Truncation artifacts in CT occur if the object to be imaged extends past the scanner field of view (SFOV). These artifacts impede diagnosis and could possibly introduce errors in dose plans for radiation therapy. Several approaches exist for correcting truncation artifacts, but existing correction algorithms do not accurately recover the skin line (or support) of the patient, which is important in some dose planning methods. The purpose of this paper was to develop an iterative algorithm that recovers the support of the object. The authors assume that the truncated portion of the image is made up of soft tissue of uniform CT number and attempt to find a shape consistent with the measured data. Each known measurement in the sinogram is interpreted as an estimate of missing mass along a line. An initial estimate of the object support is generated by thresholding a reconstruction made using a previous truncation artifact correction algorithm (e.g., water cylinder extrapolation). This object support is iteratively deformed to reduce the inconsistency with the measured data. The missing data are estimated using this object support to complete the dataset. The method was tested on simulated and experimentally truncated CT data.

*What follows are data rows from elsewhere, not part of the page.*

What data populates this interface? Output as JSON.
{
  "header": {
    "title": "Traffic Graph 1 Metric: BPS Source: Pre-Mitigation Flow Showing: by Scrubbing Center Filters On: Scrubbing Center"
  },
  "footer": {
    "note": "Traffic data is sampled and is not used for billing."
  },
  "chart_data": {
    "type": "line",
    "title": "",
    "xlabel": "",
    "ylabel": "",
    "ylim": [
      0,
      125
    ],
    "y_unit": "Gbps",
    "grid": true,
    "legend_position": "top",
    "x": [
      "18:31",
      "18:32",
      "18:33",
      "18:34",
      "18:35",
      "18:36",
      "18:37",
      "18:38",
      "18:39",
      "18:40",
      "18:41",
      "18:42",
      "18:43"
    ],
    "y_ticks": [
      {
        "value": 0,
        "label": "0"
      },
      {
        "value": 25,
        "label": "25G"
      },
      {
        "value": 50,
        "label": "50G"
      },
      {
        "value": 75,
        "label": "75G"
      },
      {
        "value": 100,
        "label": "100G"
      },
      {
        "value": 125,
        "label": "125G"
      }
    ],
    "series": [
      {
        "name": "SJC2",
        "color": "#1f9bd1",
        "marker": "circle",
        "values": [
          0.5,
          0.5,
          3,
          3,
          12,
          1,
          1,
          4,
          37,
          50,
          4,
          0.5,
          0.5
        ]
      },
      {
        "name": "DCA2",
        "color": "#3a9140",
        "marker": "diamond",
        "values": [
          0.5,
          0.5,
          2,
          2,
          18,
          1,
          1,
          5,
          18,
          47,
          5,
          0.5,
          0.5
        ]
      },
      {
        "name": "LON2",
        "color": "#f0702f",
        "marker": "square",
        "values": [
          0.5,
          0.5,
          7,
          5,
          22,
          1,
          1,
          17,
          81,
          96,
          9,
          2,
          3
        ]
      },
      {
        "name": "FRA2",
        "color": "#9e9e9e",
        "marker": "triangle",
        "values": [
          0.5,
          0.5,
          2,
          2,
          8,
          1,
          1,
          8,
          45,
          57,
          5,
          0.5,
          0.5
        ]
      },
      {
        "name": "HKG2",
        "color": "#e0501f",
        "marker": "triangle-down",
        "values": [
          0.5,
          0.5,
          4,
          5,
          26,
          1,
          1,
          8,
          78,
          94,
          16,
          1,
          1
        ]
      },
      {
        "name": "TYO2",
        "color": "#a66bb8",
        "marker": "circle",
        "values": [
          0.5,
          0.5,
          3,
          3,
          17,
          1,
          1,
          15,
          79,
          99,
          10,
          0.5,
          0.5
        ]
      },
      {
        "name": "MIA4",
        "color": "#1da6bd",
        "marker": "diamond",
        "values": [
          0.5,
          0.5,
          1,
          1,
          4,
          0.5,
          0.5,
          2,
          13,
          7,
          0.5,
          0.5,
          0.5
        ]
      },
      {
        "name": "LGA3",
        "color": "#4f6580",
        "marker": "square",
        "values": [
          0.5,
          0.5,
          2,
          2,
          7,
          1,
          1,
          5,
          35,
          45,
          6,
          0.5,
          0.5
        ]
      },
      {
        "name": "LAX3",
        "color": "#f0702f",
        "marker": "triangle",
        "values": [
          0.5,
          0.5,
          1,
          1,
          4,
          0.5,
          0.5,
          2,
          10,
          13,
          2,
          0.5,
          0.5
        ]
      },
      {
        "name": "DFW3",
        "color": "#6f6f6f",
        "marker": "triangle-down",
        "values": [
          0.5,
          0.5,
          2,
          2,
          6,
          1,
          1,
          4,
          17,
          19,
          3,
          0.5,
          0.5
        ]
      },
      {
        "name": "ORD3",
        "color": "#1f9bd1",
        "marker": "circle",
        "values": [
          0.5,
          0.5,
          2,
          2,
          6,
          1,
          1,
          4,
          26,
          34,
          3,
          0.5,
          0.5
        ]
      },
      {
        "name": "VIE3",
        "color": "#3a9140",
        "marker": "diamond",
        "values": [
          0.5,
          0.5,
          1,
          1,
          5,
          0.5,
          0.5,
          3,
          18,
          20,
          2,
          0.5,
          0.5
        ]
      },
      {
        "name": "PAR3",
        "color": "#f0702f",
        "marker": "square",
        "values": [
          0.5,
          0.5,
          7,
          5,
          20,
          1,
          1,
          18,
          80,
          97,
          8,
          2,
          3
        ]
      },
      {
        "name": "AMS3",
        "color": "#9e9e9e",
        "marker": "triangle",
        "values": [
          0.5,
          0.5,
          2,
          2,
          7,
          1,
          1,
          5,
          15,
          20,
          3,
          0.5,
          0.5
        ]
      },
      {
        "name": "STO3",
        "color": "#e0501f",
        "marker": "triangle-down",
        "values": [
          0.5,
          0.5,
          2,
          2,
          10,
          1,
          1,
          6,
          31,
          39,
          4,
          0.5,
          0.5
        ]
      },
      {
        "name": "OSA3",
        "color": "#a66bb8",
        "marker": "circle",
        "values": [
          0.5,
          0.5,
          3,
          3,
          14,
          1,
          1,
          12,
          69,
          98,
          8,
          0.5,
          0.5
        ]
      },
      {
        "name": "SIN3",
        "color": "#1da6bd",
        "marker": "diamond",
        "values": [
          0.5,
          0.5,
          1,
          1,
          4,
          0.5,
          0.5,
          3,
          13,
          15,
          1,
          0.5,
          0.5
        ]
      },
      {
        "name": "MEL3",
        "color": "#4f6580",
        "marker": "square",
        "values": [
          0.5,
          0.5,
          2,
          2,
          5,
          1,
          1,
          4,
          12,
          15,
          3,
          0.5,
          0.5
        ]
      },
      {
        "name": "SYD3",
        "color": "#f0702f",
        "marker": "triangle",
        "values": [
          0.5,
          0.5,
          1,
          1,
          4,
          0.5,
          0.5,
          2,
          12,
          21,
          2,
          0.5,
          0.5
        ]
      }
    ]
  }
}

The proposed algorithm produces a better defined skin line than water cylinder extrapolation. On the experimental data, the RMS error of the skin line is reduced by about 60%. For moderately truncated images, some soft tissue contrast is retained near the SFOV. As the extent of truncation increases, the soft tissue contrast outside the SFOV becomes unusable although the skin line remains clearly defined, and in reformatted images it varies smoothly from slice to slice as expected. The support recovery algorithm provides a more accurate estimate of the patient outline than thresholded, basic water cylinder extrapolation, and may be preferred in some radiation therapy applications.